Game Review: Umbra Via

The towering vines and natural beauty around you lead to and reveal a path that you have never seen. Moving slowly through the vines and the thorns you discover a garden laying just below the greenery. The garden blooms with vivid colors marking the tiles that move through land. Look closely and see what the flowers behold-a peak into the unknown…

Umbra Via is designed by Conner Wake with art by Eddie Schillo and Stevo Torres. It is published by Pandasaurus Games. It plays 2-4 players.

Overview

In Umbra Via players compete to control and complete paths. Bidding in secret players try to control a placement of a path and then attempt to control that path. Umbra Via mixing blind bidding, area control and route-building all together as you attempt to reign supreme.

Gameplay

Each player begins with the bidding board, player screen, bag and flowers of their color. The main board is placed in the middle of the play area and the path tiles are shuffled and placed near the board. The soul tiles will hold 11 of the players soul flowers and the rest along with the energy flowers are placed in the bag for that player.

Each round players will begin with drawing path tiles, bidding and forming paths with those tiles on the main board. Completed paths earn players soul flowers. The first player to claim all of their soul flowers along with their soul tile win!

Each round is made up of three phases, and we will look at what they entail here. The game is played over a series of these rounds until someone triggers the end-game condition to win. The phases are:

1. Round Setup
2. Bidding
3. Placement

In Round Setup players reveal 4 path tiles from the stack and place them on the altar board. They are placed exactly as drawn with no rotation or movement.

Phase two is the Bidding phase where players will participate in a secret bidding auction to decide who places these tiles. There are two rounds of bidding, each time players will draw 3 flowers from their bag and pick where they are going to place them. After the first bid is resolved and revealed it allows players to see where others may be going for the second bid. Energy flowers are worth 1 and soul flowers are worth two points towards determining winners of each tile.

And finally in the third phase Placement occurs where winners are found based on the flower count for each tile.
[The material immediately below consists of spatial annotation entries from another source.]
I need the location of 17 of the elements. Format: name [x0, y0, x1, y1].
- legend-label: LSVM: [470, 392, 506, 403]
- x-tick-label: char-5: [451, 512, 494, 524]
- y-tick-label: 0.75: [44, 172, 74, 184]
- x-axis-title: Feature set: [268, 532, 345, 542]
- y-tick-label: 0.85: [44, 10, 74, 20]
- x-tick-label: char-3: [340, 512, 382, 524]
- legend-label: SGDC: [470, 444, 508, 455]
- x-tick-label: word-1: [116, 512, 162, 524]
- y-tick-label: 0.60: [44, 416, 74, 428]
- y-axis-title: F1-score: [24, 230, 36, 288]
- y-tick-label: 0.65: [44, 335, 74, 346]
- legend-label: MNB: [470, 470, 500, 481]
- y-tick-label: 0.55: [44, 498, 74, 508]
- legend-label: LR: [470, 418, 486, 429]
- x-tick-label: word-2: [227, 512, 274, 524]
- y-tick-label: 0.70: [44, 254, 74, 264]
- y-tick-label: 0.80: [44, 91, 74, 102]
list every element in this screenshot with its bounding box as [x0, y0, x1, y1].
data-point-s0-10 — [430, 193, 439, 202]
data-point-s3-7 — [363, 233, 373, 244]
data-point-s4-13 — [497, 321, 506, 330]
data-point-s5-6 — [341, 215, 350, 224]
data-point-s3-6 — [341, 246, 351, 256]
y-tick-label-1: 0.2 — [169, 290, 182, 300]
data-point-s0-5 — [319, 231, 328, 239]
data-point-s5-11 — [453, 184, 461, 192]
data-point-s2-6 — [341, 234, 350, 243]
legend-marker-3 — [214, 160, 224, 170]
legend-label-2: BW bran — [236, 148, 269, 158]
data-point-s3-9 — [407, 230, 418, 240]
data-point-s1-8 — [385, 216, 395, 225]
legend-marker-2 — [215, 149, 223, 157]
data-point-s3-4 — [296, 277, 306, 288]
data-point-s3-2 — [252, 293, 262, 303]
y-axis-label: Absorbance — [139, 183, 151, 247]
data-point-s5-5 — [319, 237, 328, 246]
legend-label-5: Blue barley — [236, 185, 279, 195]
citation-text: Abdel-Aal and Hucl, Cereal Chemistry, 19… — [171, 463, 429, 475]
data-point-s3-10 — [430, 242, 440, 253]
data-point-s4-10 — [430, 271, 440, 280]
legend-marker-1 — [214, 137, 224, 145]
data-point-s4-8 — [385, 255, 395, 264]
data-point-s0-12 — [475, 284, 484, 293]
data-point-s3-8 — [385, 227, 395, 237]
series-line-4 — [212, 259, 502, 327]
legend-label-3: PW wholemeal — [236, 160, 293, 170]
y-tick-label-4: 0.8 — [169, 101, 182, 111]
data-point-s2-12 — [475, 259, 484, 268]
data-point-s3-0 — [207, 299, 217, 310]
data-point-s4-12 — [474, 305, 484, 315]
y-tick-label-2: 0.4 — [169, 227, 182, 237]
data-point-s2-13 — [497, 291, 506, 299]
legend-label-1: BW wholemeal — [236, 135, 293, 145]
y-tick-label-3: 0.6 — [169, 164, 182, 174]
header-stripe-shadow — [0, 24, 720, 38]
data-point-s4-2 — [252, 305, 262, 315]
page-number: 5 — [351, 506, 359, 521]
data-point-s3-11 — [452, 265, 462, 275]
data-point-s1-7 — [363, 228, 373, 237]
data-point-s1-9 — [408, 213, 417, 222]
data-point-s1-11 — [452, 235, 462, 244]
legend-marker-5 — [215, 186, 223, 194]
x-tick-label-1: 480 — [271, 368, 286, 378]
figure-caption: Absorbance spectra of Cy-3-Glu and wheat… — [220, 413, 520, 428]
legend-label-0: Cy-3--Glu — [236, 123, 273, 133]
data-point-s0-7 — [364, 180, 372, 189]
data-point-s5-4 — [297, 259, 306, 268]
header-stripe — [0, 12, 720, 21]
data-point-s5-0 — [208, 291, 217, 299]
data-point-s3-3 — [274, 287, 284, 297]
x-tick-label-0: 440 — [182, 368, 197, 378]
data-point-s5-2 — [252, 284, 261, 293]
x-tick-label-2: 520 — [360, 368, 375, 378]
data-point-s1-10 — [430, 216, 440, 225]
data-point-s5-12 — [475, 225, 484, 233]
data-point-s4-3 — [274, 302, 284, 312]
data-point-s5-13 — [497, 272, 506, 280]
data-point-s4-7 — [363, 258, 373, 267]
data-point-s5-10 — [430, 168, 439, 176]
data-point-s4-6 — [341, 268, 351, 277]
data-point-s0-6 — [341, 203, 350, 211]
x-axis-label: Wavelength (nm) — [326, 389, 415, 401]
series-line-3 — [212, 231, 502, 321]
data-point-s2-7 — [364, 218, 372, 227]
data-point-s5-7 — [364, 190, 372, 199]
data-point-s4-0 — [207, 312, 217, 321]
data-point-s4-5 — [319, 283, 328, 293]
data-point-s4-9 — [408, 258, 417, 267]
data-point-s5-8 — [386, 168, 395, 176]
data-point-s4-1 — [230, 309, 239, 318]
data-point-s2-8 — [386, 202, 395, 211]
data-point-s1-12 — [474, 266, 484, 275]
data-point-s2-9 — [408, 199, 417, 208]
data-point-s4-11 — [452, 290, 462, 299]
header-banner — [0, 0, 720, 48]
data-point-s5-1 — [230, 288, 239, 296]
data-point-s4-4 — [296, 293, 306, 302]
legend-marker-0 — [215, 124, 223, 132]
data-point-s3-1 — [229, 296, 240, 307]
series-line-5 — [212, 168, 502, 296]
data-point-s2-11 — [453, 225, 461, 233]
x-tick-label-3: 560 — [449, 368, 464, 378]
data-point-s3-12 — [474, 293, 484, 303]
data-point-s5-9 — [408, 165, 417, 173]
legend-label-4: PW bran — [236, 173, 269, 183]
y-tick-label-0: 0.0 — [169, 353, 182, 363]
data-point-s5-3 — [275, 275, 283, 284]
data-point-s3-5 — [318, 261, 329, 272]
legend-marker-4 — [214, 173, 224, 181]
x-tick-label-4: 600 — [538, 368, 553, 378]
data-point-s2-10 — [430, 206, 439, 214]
They are placed in order of least to most total flowers on the individual tiles. The player with the highest bid will place the tile. First remove all soul tiles and discard them from the game while leaving the energy flowers on the tile. These can continue or start a path.

If you complete a path it is time to do a Summoning. This will cause you to rank the players on the path and they will each gain soul flowers from their soul flower equal to the number of tiles in the path for first and then rounded down for each place down in order. All of the flowers gained and on the tile go into the players’ bags.

This continues each round until a player is the first to claim their soul tile. This is worth two soul flowers and will only be claimed if you are first in a path and it is at least two tiles long.

Impressions

Umbra Via is a beautiful game on the table and one that I have really enjoyed exploring. I enjoy blind bidding games but find that there are not a lot of them out there in the general gaming world that I have played with some variety of other mechanics in them. The two part bidding turns give you enough information to make a decision for the next round but also you can fake others out and make other decisions that affect the game in a way to confuse what you’re actually thinking or planning to do.

The game is designed and illustrated well with the graphics and other components in the box. You really get a feel for the paths and natural design that the game is trying to do. Pandasaurus did a great job on the presentation here in the game and their passion in getting this done well really shows.

This game is perfect for anyone who loves an abstract experience on the table and wants a game that gives depth without sacrificing long amounts of time. It sits well in that Azul/Calico type of game when it comes to puzzling the tile laying out but also adds a unique bidding aspect similar to a game like Revolution! that gives that blind play against other players experience. Newer players or inexperienced players young or old will be abkle to pick up on this after a few plays as well.

Overall I would recommend this game as well worth checking out for all players new and experienced alike. It is a beautiful game on the table and plays very smooth at multiple player counts. I look forward to getting a few more plays of this one in soon with friends and family!